Preheat your oven to 350°F and line a 9x13 baking pan with parchment paper. Cream together the butter and sugar until it's light and fluffy, about 3 minutes. Add the eggs one at a time, then stir in the vanilla bean paste. This creaming step is what gives your cake that tender crumb everyone loves.
In a separate bowl, whisk together the flour, baking powder, and salt. Gently fold the dry ingredients into the wet mixture until just combined—don't overmix or you'll end up with a tough cake. I made that mistake my first time and learned the hard way.
Pour the batter into your prepared pan and spread evenly across the bottom. Bake for 30-35 minutes until a toothpick inserted in the center comes out clean. The kitchen will smell absolutely amazing by minute 20, and that's when you know you're close.
Remove the cake from the oven and let it cool completely on a wire rack. This takes about 45 minutes, so don't rush it or you'll have a melted mess when you cut it. I usually bake mine the night before so everything's ready to go.

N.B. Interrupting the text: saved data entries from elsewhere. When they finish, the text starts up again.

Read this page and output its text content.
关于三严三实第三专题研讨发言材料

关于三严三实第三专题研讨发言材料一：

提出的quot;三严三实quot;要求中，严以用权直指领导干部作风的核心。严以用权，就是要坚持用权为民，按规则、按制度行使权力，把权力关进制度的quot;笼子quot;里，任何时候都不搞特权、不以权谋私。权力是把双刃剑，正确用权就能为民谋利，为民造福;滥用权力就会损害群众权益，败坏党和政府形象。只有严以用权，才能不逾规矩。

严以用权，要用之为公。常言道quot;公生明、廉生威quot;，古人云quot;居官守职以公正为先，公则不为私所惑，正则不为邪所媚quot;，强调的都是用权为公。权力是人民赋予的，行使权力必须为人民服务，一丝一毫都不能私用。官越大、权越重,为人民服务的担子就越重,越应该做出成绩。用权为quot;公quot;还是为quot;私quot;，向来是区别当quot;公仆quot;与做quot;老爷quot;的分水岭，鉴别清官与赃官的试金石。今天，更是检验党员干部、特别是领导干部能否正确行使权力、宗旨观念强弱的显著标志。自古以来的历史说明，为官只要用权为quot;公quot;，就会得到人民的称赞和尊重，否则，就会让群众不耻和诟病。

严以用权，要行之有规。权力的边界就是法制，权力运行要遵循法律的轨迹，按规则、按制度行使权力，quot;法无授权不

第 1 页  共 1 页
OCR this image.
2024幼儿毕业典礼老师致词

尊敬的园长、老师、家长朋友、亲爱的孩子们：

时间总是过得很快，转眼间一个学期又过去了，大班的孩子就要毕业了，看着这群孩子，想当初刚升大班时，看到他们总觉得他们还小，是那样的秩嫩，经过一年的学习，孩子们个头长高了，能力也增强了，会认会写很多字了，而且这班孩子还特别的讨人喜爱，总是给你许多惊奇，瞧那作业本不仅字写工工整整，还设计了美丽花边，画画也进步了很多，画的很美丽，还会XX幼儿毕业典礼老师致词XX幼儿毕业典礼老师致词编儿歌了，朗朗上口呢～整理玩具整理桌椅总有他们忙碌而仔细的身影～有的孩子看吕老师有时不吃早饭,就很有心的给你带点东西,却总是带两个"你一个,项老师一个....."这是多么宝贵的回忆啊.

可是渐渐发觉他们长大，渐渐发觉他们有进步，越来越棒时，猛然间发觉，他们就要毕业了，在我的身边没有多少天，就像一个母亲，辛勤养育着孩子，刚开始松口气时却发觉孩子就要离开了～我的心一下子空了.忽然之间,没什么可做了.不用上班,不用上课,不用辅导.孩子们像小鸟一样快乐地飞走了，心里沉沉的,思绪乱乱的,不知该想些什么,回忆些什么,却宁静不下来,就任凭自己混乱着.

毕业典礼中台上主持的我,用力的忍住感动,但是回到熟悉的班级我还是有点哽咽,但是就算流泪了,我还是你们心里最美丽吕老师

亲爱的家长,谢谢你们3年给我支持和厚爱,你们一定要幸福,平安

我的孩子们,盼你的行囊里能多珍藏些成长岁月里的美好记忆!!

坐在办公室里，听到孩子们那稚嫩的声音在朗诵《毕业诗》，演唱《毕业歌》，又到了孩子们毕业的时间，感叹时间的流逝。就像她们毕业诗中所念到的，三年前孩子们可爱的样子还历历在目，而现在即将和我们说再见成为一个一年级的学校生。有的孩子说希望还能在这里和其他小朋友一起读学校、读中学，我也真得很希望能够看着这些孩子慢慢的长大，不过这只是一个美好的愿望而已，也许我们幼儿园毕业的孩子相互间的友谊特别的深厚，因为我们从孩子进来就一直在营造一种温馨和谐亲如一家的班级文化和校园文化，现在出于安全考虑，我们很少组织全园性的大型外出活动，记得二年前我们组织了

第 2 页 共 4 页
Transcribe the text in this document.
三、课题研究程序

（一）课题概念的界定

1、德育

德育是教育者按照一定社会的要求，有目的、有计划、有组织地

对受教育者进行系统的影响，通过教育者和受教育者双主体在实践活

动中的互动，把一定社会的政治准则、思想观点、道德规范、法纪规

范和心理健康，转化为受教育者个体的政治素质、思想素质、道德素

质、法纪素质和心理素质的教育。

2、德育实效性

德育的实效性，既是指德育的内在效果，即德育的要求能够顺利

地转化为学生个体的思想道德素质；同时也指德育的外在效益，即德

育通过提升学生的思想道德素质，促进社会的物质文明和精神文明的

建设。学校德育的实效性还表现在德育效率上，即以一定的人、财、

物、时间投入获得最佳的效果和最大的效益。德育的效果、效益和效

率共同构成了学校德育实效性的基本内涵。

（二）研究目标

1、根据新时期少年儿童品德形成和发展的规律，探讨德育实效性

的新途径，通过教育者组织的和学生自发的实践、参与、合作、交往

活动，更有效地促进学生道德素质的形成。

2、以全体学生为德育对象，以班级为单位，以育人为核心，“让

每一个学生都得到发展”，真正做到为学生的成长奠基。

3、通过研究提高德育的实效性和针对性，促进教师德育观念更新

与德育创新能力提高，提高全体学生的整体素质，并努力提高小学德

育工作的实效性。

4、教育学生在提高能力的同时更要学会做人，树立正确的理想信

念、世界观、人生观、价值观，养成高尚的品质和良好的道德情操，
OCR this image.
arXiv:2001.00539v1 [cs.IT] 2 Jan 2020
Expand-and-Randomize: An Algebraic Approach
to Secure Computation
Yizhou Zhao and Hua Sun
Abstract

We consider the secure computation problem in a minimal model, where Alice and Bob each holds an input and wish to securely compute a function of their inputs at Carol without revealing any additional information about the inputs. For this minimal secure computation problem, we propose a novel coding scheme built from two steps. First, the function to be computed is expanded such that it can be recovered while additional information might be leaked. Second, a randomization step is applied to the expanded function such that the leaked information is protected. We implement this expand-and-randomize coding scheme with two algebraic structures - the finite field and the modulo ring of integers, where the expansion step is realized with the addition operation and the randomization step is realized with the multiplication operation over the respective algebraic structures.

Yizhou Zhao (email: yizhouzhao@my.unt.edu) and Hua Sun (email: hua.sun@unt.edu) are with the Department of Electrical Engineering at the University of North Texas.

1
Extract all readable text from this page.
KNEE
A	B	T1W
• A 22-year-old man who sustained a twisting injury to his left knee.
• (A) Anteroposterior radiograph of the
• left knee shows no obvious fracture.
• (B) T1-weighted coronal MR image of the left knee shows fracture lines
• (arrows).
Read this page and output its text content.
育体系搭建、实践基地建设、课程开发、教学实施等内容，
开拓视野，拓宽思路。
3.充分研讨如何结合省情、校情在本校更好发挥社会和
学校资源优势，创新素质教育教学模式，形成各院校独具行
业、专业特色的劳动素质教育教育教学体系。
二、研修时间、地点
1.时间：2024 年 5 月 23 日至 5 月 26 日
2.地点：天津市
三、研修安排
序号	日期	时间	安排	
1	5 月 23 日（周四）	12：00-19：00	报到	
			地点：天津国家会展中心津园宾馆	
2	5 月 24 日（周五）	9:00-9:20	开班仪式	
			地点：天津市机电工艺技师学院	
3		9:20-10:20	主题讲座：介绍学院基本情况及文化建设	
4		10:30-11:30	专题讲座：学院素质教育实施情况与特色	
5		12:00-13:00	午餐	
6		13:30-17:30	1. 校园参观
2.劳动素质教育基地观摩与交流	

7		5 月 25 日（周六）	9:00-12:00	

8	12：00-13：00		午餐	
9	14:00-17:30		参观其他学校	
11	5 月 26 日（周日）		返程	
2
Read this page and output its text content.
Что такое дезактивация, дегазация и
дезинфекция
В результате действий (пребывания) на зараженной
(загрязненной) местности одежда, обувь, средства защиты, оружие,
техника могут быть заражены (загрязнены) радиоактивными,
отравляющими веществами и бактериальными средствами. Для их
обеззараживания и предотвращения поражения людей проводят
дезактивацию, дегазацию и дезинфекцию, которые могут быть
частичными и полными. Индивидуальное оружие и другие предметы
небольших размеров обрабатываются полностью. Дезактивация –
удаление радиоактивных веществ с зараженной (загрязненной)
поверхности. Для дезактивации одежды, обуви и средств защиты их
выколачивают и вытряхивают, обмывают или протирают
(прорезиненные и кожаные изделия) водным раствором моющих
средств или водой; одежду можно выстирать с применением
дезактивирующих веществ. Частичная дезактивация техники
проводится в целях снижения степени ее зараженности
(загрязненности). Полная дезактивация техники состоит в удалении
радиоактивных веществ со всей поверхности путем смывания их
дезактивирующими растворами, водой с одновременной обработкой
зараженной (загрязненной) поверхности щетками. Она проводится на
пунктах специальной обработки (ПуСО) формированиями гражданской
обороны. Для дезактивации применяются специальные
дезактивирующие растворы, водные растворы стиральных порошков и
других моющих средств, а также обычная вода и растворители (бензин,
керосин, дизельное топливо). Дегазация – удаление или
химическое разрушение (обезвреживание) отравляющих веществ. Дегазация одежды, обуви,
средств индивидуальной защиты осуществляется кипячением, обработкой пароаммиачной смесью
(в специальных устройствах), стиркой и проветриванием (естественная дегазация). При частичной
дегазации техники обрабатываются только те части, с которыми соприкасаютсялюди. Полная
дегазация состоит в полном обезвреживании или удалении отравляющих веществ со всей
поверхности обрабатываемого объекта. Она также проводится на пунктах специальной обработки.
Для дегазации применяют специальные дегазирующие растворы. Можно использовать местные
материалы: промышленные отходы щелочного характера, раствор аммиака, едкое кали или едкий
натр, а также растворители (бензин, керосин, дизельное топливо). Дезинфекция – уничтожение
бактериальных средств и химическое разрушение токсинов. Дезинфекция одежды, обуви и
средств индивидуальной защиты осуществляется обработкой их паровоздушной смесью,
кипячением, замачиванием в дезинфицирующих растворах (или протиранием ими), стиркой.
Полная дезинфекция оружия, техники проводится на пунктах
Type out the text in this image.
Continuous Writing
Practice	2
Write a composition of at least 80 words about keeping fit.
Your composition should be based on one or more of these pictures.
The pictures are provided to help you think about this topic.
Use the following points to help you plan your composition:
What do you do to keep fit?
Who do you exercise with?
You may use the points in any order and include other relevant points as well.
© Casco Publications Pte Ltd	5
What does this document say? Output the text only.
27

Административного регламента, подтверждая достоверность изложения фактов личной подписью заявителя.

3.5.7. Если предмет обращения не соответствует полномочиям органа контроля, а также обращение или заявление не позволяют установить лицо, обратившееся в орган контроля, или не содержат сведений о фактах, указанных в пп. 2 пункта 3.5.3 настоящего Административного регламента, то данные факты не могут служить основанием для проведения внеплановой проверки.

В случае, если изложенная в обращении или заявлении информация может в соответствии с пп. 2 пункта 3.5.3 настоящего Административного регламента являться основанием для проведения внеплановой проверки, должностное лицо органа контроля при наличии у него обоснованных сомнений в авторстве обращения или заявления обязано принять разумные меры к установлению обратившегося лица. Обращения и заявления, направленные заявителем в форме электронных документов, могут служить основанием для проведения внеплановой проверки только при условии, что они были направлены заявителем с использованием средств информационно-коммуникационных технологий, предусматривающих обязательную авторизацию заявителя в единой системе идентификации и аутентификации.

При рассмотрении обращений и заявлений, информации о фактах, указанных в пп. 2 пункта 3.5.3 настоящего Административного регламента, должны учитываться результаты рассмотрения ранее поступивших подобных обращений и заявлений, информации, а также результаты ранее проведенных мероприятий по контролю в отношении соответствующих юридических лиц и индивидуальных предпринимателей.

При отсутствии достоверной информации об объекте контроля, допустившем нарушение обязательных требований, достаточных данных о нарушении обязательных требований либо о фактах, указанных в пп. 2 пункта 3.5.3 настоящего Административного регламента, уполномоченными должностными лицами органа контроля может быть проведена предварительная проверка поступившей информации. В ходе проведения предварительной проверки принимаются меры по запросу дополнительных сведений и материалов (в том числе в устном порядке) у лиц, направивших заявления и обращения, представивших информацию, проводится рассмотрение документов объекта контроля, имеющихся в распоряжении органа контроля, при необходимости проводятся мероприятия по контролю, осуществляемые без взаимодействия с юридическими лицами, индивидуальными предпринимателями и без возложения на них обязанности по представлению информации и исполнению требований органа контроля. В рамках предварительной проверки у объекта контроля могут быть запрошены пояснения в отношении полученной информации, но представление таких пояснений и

Once cooled, cut the cake into small bite-sized squares or rectangles—think about 1.5 inches each. You want enough pieces to fill part of your board without overwhelming it. These little bites are way easier to grab than slices and look more elegant too.
Arrange your cake pieces on a large board or serving platter in a loose pattern. Leave plenty of room for the fresh fruit because that's where your 4th july dessert board really pops. Add the strawberries, blueberries, and pineapple chunks in clusters between the cake pieces.
Drizzle the whipped cream in small dollops across the board and finish with a honey drizzle over everything. This final touch brings major elegance and ties all the flavors together beautifully. Step back and admire your work—you've just created a show-stopping summer dessert spread!